La prima cosa bella

Crítica de Karen Riveiro - Cinemarama

El pelotazo en la cabeza

El efecto adormecedor que podía provocar ese viernes soleado, con el silencio callejero de la tarde recién llegada y con una inminente gripe en el cuerpo, iba a ser apenas durable. ¡Pum! Pelotazo en la cabeza: esto no es sólo lo que le ocurre en la primera escena a Bruno, el aletargado personaje principal, también fue lo que La prima cosa bella provocó en mí. Apenas hubo tiempo –y a pesar de sus dos horas de duración– para distracciones, anotaciones o alguna tos impaciente, puesto que, en la vorágine de la experiencia de ver esta película, lo real parecía estar pasando más cerca de la pantalla que de la sala en la que estaba.

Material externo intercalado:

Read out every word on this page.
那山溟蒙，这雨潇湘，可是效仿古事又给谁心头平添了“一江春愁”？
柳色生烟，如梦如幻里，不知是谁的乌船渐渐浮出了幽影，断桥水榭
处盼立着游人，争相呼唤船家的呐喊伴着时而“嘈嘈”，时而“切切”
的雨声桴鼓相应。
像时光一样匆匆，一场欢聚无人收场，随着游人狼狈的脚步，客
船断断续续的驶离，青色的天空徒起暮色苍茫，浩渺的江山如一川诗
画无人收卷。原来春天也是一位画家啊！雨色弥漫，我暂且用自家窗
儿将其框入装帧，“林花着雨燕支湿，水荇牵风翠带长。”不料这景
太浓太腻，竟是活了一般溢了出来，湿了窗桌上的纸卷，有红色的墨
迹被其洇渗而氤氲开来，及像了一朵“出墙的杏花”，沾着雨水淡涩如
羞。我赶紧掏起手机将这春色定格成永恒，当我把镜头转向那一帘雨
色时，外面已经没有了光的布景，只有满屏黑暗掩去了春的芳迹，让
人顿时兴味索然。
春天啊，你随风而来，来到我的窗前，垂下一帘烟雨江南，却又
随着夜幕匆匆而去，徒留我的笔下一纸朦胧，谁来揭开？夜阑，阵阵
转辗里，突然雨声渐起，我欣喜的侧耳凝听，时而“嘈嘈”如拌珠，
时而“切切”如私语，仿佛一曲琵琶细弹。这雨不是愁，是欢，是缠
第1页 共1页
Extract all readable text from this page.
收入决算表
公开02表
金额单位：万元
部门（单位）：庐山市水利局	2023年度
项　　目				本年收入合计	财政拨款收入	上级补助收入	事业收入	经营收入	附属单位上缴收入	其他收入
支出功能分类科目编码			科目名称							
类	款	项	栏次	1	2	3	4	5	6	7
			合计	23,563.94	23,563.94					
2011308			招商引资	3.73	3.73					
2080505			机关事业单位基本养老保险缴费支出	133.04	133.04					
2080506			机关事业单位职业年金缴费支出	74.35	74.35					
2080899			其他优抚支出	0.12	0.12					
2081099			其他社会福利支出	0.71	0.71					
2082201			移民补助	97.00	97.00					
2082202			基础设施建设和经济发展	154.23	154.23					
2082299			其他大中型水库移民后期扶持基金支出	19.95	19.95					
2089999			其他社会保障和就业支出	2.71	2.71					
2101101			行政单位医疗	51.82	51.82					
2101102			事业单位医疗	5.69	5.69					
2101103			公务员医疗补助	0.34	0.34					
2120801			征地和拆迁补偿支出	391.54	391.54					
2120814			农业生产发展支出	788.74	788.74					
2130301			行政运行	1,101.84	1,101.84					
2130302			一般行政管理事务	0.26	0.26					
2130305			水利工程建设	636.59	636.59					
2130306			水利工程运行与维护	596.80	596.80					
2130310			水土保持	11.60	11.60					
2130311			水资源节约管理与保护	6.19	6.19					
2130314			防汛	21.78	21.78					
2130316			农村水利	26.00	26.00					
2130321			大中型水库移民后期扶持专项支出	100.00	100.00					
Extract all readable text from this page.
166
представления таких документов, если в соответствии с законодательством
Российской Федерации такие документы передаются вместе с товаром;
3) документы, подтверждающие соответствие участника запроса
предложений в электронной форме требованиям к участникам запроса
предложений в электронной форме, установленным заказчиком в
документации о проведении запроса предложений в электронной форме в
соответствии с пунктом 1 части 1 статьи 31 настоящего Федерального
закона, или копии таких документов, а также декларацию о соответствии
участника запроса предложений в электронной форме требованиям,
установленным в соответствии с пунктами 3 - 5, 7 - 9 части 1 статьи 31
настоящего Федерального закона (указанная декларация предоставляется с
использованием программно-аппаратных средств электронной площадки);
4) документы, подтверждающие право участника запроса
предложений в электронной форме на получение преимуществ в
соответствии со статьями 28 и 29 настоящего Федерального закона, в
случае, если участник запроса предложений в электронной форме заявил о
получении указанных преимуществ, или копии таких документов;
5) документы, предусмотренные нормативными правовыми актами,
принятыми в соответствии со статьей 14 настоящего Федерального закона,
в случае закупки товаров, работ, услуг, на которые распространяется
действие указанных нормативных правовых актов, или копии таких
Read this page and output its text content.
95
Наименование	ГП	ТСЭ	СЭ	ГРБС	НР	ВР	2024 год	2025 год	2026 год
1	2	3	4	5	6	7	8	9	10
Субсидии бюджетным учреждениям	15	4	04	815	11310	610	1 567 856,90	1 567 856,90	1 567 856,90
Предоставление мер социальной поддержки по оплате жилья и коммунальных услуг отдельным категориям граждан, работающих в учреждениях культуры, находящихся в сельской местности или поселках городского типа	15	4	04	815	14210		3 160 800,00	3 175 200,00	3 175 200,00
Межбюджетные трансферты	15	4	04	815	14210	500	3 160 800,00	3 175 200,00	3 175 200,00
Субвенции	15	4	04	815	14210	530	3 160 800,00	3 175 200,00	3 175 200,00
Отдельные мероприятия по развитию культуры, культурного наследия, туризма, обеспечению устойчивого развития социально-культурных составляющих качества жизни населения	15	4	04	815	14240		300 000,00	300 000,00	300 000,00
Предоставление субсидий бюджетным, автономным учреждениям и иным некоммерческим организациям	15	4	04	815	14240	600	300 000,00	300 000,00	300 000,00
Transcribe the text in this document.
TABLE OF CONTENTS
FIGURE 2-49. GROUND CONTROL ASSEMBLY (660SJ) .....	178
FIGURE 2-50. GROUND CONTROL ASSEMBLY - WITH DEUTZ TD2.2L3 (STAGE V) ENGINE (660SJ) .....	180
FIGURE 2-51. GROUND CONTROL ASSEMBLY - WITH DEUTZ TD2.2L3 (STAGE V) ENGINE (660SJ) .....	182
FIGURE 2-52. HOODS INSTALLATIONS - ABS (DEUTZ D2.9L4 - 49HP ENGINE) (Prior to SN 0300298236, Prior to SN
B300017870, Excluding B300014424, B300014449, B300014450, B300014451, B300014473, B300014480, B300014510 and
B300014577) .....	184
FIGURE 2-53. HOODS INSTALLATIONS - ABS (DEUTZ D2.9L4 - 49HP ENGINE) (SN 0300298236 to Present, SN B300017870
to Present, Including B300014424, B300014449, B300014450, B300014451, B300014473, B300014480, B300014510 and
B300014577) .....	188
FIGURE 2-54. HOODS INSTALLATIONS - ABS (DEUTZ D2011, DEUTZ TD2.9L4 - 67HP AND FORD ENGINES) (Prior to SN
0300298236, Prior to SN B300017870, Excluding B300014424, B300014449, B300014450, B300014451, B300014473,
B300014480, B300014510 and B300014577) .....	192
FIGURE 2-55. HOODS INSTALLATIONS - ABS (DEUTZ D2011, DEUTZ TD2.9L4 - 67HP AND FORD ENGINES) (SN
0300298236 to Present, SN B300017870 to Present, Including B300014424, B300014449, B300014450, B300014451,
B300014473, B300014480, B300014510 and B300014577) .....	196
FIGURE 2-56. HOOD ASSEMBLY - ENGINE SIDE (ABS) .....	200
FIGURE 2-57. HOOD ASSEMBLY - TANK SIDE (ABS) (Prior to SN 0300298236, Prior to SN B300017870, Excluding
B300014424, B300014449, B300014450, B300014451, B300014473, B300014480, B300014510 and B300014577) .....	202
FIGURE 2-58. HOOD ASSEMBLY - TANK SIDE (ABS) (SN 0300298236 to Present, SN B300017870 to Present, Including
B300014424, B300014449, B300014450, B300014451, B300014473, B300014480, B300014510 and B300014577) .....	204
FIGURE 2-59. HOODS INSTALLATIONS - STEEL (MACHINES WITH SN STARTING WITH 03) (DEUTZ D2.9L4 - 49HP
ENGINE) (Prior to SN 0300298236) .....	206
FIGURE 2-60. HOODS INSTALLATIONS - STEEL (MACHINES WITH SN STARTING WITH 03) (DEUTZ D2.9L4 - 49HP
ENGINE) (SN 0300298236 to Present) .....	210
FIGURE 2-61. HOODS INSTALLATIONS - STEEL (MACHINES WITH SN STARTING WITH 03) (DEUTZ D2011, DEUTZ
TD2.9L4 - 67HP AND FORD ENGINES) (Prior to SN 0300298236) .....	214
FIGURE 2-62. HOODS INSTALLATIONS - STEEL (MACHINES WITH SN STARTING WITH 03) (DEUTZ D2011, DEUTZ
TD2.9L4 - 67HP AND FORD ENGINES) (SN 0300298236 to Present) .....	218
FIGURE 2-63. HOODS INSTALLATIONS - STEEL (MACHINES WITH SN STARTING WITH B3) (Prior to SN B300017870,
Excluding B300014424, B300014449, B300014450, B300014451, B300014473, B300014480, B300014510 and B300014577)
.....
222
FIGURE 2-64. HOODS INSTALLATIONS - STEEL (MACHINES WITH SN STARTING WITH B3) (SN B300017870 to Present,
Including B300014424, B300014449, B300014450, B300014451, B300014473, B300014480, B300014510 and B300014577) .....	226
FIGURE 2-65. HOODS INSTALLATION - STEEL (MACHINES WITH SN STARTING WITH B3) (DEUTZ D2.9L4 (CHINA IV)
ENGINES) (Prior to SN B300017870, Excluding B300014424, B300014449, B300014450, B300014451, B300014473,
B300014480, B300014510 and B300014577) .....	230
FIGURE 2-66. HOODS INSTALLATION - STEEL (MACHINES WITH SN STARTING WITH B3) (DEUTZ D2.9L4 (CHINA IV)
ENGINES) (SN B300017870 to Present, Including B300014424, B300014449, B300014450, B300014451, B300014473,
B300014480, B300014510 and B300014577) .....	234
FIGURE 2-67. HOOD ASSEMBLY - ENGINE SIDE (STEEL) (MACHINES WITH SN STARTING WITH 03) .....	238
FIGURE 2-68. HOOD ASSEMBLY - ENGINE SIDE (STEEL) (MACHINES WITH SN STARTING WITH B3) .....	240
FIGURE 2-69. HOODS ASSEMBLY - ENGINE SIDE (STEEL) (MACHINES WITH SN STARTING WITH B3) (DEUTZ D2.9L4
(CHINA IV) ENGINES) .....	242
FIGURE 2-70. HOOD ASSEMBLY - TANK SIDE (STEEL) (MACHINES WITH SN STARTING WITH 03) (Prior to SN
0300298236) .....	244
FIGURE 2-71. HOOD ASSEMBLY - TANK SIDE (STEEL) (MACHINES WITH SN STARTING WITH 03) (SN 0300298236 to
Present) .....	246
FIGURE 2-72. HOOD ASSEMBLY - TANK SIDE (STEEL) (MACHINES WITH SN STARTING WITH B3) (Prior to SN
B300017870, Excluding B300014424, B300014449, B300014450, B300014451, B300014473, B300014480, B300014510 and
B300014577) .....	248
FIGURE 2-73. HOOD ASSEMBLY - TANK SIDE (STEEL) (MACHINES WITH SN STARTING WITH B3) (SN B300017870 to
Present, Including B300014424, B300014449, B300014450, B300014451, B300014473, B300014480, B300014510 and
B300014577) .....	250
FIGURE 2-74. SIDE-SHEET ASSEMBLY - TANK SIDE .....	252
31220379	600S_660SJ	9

La prima cosa bella es la historia de Bruno Michelucci (Valerio Mastandrea), un profesor de literatura de una escuela de Milán que sobrevive con los recuerdos de una infancia marcada por la belleza y la vitalidad de su madre Anna (Stefanía Sandrelli). El relato del pasado de esta familia comienza en 1971, cuando Anna (en su juventud es interpretada por Micaela Ramazzotti) es elegida la “mamá más bella del verano” en una playa de Livorno; a partir de este punto, además de advertir por primera vez la belleza de Ramazzotti, las escenas comienzan a dividirse entre flashbacks y el presente en el cual Bruno vuelve a Livorno y, acompañado por su hermana Valeria (Claudia Pandolfi), se reencuentra con su madre.

El realismo que impregna los diálogos, las actuaciones y la puesta en escena en general es, quizás, el mayor atractivo. Pero la belleza de la película resulta, además, de una especie de trasplante que opera en cada escena de conflicto: la extirpación del melodrama se realiza apenas éste asoma y en su lugar se instala el humor que, por otra parte, jamás es forzado. En este sentido la película se parece a Anna, la apasionada madre que sin importar la situación y abrazada a sus hijos, mezquina la tristeza o el cansancio: el gesto que delata el agotamiento y la alegría fingida cuando sus hijos no la miran jamás aparece en ella.

No recuerdo haber disfrutado tanto esa última media hora, ya pasados los noventa minutos, cuando el reloj biológico del espectador comienza a avisar que hace rato que uno está allí: La prima cosa bella es, en este aspecto, una cura al pensamiento distraído, al adormecimiento de los pies y los sentidos en la sala. La película, y al igual que las múltiples interrupciones que aparecen siempre que Bruno está a punto de drogarse y que lo obligan a hacer otra cosa, nunca se abandona a la comodidad de anclarse en un único elemento. Ni un personaje, situación o escena resultan tan estáticos u omnipresentes en La prima cosa bella como para robar protagonismo: por el contrario, el universo de Virzi parece estar enteramente reglado por lo intercambiable, lo mutable, lo relativo.

Puede que todo lo anterior se reduzca, finalmente, a la única idea del intentar verse de lejos, el abstraerse de todo hecho trivial y cotidiano para mirar el conjunto, como en una película. Y esa posibilidad en La prima cosa bella es la misma madurez que también atraviesa a sus protagonistas; por eso el humor, por eso la falta de polaridad y etiquetas en los personajes, por eso el exilio del melodrama. Cuando el presente cae en la cuenta de que, con el paso de los años, hasta lo más duro del pasado puede ser gracioso, ridículo o insignificante, llega la mejor de las películas: no aquella que se manifiesta tomando mucho jarabe para la tos, tampoco esa que se despliega ingiriendo una pastilla roja, sino más bien la que inicia con un pelotazo en la cabeza.